Stiff Little Fingers singles chronology
| "Suspect Device" (1978) | "Alternative Ulster" (1978) | "Gotta Gettaway" (1979) |

= Alternative Ulster (song) =

1978 single by Stiff Little Fingers

"Alternative Ulster" is the second single by the Northern Irish punk band Stiff Little Fingers. Originally released as a single on 17 October 1978, the song later appeared on the band's 1979 debut studio album, Inflammable Material.

== Background and creation ==
Jake Burns, the lead singer of Stiff Little Fingers, was asked to record "Suspect Device" for a Flexi disc to be included in a Northern Irish fanzine called Alternative Ulster. As "Suspect Device" had already been recorded for release as the band's first single, Burns offered to write another track. Burns described the song as "written in the classic punk mode of having nothing to do", describing the main frustration of Belfast youth of the time as "the sheer tedium of having nowhere to go and nothing to do when you got there".

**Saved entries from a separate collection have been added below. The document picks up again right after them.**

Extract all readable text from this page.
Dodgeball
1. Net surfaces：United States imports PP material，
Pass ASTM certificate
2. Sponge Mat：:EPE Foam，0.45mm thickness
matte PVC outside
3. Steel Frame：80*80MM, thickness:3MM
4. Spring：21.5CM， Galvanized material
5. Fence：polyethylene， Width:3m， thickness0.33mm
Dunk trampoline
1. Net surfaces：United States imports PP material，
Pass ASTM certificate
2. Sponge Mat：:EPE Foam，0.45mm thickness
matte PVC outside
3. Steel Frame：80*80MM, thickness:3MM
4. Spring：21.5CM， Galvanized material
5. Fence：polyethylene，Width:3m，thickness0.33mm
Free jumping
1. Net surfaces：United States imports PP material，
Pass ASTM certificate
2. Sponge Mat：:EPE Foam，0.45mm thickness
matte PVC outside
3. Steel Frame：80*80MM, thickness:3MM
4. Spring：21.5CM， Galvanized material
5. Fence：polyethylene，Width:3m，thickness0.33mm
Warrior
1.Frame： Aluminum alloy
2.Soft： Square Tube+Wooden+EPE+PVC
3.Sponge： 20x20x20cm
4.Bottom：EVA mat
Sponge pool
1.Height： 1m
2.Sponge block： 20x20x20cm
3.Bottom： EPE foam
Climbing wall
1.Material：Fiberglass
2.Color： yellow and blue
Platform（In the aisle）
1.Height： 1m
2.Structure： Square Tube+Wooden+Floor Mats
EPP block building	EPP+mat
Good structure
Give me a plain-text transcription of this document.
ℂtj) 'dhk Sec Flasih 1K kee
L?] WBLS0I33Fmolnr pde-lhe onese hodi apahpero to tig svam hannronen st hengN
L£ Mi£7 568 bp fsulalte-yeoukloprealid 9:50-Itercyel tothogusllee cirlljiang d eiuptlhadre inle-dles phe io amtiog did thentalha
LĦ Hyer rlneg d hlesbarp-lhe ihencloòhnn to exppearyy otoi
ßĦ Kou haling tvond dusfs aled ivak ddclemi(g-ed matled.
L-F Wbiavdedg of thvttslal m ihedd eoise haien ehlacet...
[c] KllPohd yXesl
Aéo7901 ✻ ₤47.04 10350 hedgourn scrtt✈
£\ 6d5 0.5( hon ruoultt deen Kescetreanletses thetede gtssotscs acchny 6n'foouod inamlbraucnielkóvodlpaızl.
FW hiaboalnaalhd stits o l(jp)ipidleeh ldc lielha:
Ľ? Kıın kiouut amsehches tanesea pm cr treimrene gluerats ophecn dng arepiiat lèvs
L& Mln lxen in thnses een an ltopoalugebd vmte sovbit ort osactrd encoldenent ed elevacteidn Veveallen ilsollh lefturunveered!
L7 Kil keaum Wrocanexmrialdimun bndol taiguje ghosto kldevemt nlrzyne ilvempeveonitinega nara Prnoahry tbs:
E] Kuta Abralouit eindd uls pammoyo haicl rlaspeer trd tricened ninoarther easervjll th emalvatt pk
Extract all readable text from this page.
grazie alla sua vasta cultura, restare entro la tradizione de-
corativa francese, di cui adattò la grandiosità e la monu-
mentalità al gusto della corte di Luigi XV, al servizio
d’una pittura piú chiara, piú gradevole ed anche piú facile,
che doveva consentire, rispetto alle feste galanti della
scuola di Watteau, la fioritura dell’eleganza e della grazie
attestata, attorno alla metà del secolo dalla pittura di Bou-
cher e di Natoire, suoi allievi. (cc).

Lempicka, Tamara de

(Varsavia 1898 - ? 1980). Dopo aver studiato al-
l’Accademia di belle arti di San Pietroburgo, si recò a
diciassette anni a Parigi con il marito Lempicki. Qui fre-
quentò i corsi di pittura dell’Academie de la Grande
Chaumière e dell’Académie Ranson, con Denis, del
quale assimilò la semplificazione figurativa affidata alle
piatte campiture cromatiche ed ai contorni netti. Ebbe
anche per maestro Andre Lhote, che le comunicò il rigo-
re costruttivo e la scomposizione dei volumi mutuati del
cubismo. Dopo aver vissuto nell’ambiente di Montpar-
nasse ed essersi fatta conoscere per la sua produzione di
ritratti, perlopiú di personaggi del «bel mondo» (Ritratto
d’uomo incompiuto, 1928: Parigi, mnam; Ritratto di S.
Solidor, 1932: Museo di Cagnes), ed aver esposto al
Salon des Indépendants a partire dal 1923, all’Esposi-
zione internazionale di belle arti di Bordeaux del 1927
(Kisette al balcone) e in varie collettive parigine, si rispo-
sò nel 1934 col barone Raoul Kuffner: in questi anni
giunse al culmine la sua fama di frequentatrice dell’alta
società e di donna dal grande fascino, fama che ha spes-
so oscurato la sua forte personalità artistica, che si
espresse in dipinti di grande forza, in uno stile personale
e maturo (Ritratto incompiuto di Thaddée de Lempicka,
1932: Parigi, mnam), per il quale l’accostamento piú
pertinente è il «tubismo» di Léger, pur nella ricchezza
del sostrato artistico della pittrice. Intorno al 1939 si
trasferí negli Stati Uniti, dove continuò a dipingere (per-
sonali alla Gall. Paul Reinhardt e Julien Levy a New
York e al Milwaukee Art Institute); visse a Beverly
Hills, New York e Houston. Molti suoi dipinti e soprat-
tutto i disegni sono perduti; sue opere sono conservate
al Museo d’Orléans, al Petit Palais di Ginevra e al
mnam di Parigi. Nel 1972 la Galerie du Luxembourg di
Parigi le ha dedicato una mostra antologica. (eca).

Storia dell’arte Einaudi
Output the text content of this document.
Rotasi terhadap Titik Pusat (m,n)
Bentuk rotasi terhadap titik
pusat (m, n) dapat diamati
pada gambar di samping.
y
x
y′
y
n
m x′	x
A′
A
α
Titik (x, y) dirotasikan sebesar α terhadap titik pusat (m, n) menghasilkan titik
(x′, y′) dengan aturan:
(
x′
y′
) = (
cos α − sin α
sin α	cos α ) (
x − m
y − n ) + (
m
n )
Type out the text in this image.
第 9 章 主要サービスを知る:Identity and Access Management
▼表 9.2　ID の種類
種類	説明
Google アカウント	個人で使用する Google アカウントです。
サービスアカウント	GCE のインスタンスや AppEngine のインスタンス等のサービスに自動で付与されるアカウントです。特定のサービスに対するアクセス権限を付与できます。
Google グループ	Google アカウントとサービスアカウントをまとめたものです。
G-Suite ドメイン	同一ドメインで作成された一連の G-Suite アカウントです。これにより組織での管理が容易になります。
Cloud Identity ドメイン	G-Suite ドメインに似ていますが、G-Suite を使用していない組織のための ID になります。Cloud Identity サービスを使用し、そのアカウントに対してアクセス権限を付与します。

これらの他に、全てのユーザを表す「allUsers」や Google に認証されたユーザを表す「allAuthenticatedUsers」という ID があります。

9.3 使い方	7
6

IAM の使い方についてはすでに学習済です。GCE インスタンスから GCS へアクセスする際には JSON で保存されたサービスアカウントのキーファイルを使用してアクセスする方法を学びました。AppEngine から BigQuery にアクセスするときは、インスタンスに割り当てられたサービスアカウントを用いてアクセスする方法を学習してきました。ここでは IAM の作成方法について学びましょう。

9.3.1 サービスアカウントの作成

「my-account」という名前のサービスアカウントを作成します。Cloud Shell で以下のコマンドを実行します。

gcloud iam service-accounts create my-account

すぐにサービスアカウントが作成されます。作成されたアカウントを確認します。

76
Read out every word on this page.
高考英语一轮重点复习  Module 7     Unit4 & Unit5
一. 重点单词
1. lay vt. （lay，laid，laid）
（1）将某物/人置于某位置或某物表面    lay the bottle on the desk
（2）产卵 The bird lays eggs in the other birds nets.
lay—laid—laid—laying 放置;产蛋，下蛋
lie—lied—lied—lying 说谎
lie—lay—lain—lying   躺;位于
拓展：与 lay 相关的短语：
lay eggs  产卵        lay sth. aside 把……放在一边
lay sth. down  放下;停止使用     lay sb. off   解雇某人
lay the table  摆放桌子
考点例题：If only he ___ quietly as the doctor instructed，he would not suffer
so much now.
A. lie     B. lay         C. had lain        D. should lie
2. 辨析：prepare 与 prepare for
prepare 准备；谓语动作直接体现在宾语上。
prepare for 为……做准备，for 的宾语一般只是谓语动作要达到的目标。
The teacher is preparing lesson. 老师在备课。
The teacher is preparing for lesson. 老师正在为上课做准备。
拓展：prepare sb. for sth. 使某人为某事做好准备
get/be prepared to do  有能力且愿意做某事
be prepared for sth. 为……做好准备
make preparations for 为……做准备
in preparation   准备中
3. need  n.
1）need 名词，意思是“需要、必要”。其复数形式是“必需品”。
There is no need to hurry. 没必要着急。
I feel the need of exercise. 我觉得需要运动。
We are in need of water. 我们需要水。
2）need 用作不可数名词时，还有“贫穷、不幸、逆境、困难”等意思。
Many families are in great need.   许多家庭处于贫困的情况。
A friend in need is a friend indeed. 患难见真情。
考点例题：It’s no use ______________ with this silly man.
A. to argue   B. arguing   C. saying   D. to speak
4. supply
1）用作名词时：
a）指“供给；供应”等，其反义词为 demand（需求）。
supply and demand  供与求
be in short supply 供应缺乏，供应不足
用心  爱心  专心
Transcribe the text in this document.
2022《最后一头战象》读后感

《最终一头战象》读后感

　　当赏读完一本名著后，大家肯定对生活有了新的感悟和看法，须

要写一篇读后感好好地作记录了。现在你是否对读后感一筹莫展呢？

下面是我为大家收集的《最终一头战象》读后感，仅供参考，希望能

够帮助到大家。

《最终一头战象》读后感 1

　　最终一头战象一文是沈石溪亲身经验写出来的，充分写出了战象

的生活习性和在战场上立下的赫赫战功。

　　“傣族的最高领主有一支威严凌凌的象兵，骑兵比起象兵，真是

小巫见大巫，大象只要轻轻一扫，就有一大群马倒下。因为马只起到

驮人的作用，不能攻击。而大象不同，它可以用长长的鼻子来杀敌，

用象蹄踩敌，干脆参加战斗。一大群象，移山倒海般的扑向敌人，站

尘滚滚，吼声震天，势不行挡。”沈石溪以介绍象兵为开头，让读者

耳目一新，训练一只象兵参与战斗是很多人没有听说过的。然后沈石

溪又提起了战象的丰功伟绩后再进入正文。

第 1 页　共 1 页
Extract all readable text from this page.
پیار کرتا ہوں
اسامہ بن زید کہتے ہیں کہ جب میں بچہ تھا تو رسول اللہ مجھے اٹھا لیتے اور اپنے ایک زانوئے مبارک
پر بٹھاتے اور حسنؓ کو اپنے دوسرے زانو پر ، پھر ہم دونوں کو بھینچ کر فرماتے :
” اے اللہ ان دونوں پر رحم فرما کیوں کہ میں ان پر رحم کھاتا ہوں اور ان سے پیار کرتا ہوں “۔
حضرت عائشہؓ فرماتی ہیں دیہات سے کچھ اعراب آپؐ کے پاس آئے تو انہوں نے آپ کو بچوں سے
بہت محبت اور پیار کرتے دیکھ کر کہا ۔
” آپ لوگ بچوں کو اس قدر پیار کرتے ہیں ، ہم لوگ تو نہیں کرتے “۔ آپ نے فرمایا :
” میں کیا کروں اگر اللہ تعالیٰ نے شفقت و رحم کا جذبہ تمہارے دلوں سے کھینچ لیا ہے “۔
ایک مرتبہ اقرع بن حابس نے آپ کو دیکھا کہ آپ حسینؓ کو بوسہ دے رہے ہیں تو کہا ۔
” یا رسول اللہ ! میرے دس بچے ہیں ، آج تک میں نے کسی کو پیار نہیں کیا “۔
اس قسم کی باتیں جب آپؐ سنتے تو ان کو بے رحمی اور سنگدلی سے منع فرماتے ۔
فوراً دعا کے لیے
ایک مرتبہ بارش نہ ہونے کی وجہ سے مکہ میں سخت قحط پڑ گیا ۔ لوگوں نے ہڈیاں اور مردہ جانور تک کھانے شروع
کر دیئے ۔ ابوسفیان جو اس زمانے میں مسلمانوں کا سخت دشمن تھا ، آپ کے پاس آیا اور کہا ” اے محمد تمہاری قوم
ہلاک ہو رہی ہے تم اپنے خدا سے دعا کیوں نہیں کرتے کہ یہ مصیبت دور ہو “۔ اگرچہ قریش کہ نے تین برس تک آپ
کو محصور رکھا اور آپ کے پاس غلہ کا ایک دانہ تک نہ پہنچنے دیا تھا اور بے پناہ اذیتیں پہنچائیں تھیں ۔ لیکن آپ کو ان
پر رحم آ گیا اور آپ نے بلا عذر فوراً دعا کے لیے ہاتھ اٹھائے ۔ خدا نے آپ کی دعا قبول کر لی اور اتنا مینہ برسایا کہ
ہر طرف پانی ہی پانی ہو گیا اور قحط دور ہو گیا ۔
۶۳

Working with Eddie and the Hot Rods manager Ed Hollis, the band cut a series of demos for "Alternative Ulster" at Island Studios in London in May 1978. When Island Records turned the group down, they signed with Rough Trade Records. Originally, "Alternative Ulster" was meant to serve as a B-side to "78 RPM", but when the songs were released as a single in October 1978, Stiff Little Fingers decided to make "Alternative Ulster" the A-side.

== Release and reception ==
"Alternative Ulster" was released as a 7-inch single on 17 October 1978 via Rough Trade and Rigid Digits. Shortly following the single release, Stiff Little Fingers went on tour, opening for the Tom Robinson Band, and working on their debut album, Inflammable Material. Burns intended for "Alternative Ulster" to be the closing track on the album, an honor which instead went to "Closed Groove".

Derry-based punk band the Undertones released their debut single, "Teenage Kicks", in the same week as Stiff Little Fingers released "Alternative Ulster", starting a rivalry between the two bands within the Northern Irish punk scene. While the Undertones were accused of ignoring the events of The Troubles in their music, the overtly political lyrics of "Alternative Ulster" and "Suspect Device" drew criticism from the other side. When asked in 2007 if "Teenage Kicks" was the best song about being a teenager, Bono responded, "My soundtrack was more Alternative Ulster by Stiff Little Fingers."

== In modern culture ==
"Alternative Ulster" has appeared in the films Fifty Dead Men Walking, Good Vibrations, Everybody Wants Some!!, and The House of Tomorrow, as well as in the soundtrack for the Xbox 360 and PlayStation 3 game Skate 2. In 2022, the song appeared on the soundtrack of the film Jackass Forever and in Series 3 Episode 5 of Derry Girls on Netflix.